Article in English | EMBASE | ID: covidwho-1554244


Background: COVID-19 has been associated with a high prevalence of myocardial injury and increased cardiovascular morbidity. Copeptin, a marker of vasopressin release, has been previously established as a risk marker in both infectious and cardiovascular disease. Purpose: Investigate the prognostic impact of copeptin and high-sensitive cardiac troponin I (hs-cTnI) in COVID-19. Methods: This prospective, observational study of patients with laboratoryconfirmed COVID-19 infection was conducted from June 6th to November 26th, 2020 in a tertiary care hospital.

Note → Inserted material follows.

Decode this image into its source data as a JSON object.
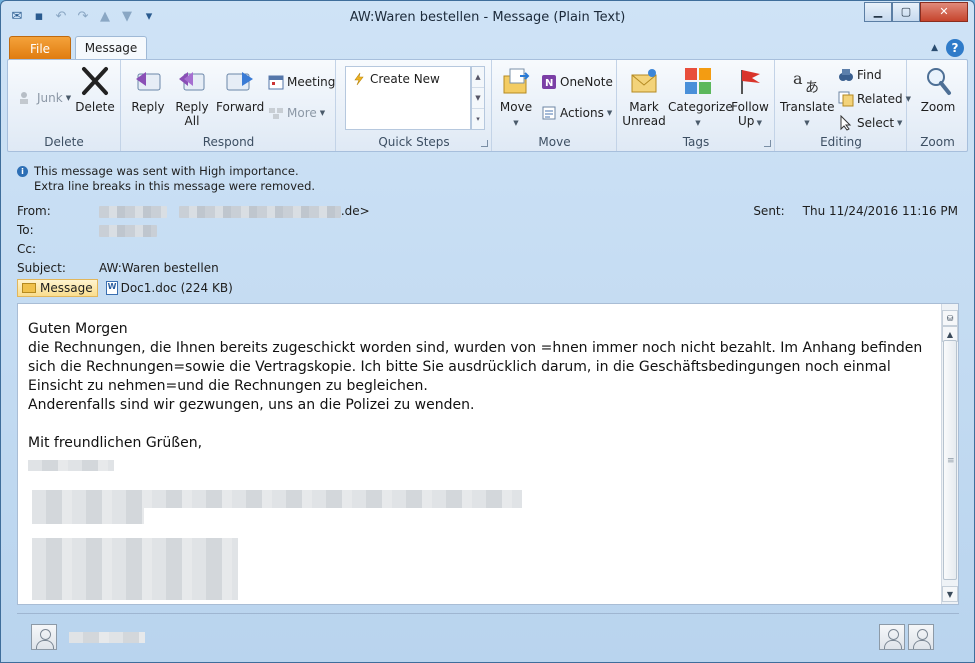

Copeptin and hs-cTnI levels on admission were collected and tested for their association with the primary composite endpoint of ICU admission or 28-day mortality. Results: A total of 213 eligible patients with COVID-19 were included of whom 55 (25.8%) reached the primary endpoint. Median levels of copeptin and hs-cTnI at admission were significantly higher in patients with an adverse outcome (Copeptin 29.6 pmol/L, [IQR, 16.2-77.8] vs 17.2 pmol/L [IQR, 7.4-41.0] and hs-cTnI 22.8 ng/L [IQR, 11.5-97.5] vs 10.2 ng/L [5.5-23.1], P<0.001 respectively). ROC analysis demonstrated an optimal cutoff of 19.6 pmol/L for copeptin and 16.2 ng/L for hs-cTnI and an increase of either biomarker was significantly associated with the primary endpoint. The combination of raised hs-cTnI and copeptin yielded a superior prognostic value to individual measurement of biomarkers and was a strong prognostic marker upon multivariable logistic regression analysis (OR 4.274 [95% CI, 1.995-9.154], P<0.001). Addition of copeptin and hs-cTnI to established risk models improved C-statistics and net reclassification indices. Conclusion: The combination of raised copeptin and hs-cTnI upon admission is an independent predictor of deterioration (ICU admission) or 28-day mortality in hospitalized patients with COVID-19.